На упреки в том, что он не поддастся «одемьяниванию» (тогда был такой лозунг «одемьянивание литературы»), поэт огрызался:

Литература не парад
С его равнением дотошным.
Я одемьяниться бы рад,
Да обеднячиваться тошно.

Врагов он себе умел наживать удивительно. Думаю, что А.А. Сурков, позднее ставший крупным литературным функционером, никогда не мог забыть ему эпиграммы:

Кудри его – как сентябрьский пейзаж,
Профиль – хоть выбей на статуях.
Да жаль вот – стихов не умеет писать,
А это
Для поэта
Недостаток.

Пишущий эти строки видел А.А. Суркова вблизи. У него действительно было медально-красивое лицо. Ну, а насчет неумения писать стихи – это некоторое преувеличение.
Кстати, насчет «поэта-оркестра». Сам Сельвинский себя считал в русской поэзии виолончелистом, негодуя на то, что его ценят ниже трех «гармонистов», к которым он относил уже упомянутого А. Суркова, М. Исаковского и, увы, А. Твардовского, что, на мой взгляд, не делает поэту чести. Надо сказать, что и на него нападали зло и несправедливо. Обвиняли в циничном отношении к женщинам, цитируя старые, едва ли не юношеские стихи:

В ней страсть изменчива, привязанность редка,
И жесты обольстительны и лишни.
Она испорчена, но все-таки сладка,
Как воробьем надклеванные вишни.

А на самом деле большинство его любовных стихов обращены... к жене, Берте Яковлевне Сельвинской, и стихи эти чисты и трогательны.

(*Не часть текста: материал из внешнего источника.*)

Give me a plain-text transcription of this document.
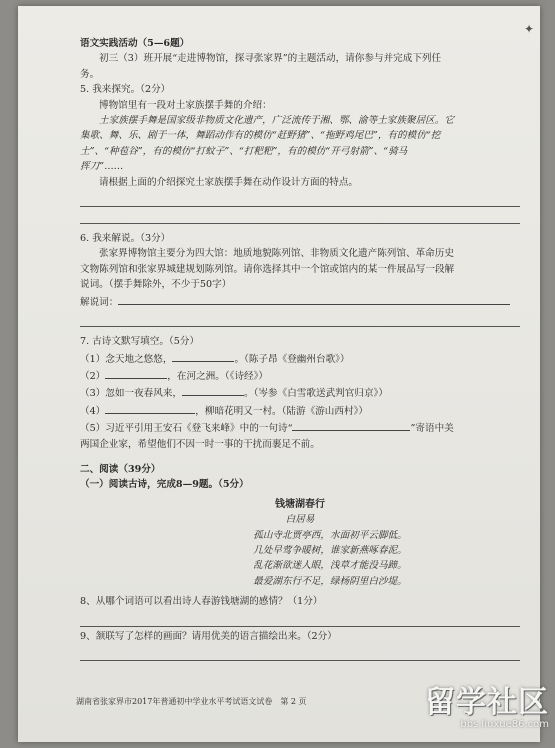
✦
语文实践活动（5—6题）
初三（3）班开展“走进博物馆，探寻张家界”的主题活动，请你参与并完成下列任
务。
5. 我来探究。（2分）
博物馆里有一段对土家族摆手舞的介绍：
土家族摆手舞是国家级非物质文化遗产，广泛流传于湘、鄂、渝等土家族聚居区。它
集歌、舞、乐、剧于一体，舞蹈动作有的模仿“赶野猪”、“拖野鸡尾巴”，有的模仿“挖
土”、“种苞谷”，有的模仿“打蚊子”、“打粑粑”，有的模仿“开弓射箭”、“骑马
挥刀”……
请根据上面的介绍探究土家族摆手舞在动作设计方面的特点。
6. 我来解说。（3分）
张家界博物馆主要分为四大馆：地质地貌陈列馆、非物质文化遗产陈列馆、革命历史
文物陈列馆和张家界城建规划陈列馆。请你选择其中一个馆或馆内的某一件展品写一段解
说词。（摆手舞除外，不少于50字）
解说词：
7. 古诗文默写填空。（5分）
（1）念天地之悠悠，	。（陈子昂《登幽州台歌》）
（2）	，在河之洲。（《诗经》）
（3）忽如一夜春风来，	。（岑参《白雪歌送武判官归京》）
（4）	，柳暗花明又一村。（陆游《游山西村》）
（5）习近平引用王安石《登飞来峰》中的一句诗“	”寄语中美
两国企业家，希望他们不因一时一事的干扰而裹足不前。
二、阅读（39分）
（一）阅读古诗，完成8—9题。（5分）
钱塘湖春行
白居易
孤山寺北贾亭西，水面初平云脚低。
几处早莺争暖树，谁家新燕啄春泥。
乱花渐欲迷人眼，浅草才能没马蹄。
最爱湖东行不足，绿杨阴里白沙堤。
8、从哪个词语可以看出诗人春游钱塘湖的感情？（1分）
9、颔联写了怎样的画面？请用优美的语言描绘出来。（2分）
湖南省张家界市2017年普通初中学业水平考试语文试卷　第 2 页	留学社区
bbs.liuxue86.com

Ты еще ходишь, плывешь по земле
В облаке женственного тепла.
Но уж в улыбке, что света милей,
Лишняя черточка залегла.

Но ведь и эти морщинки твои
Очень тебе, дорогая, к лицу.
Нет, не расплющить нашей любви
Даже и времени колесу!

Это стихи 1932 года, «Белый песец». В отличие почти от всего остального, цитирую их по изданию позднему, 1972 года. В принципе же предпочитаю издания 20-х – 30-х годов. Здесь эти строки поэт улучшил, они стали человечнее. «Улялаевщину» же, например, ни за что не рекомендую читать в последних редакциях. Только в ранней.
К жене своей поэт и в 1960 году обращался:

Мечта ты моей юности,
Легенда моей старости...

Сельвинский много поездил по Северу, участвовал в экспедиции знаменитого «Челюскина». Враги его распускали слухи, что он с «Челюскина» сбежал. На самом деле он был с группой челюскинцев направлен в разведку, когда казалось возможным найти путь выхода на берег по льдам. Вернуться назад они не смогли. Едва ли их положение было лучше, чем у оставшихся на ледоколе. Как известно, все были спасены.
Накануне войны поэт предчувствует:

Проверим же наши метафоры,
Громы, огни и стяги,
Быть может, придется завтра
С песней идти в атаки.

Пришлось. И очень скоро. Поэт сотрудничает во фронтовых газетах. В это время тема любви к Родине, ненависти к фашистам становится главной в его творчестве. Потрясающую картину представляет собой стихотворение «Я это видел» о тысячах людей, расстрелянных фашистами. Оно большое, и я приведу только его начало.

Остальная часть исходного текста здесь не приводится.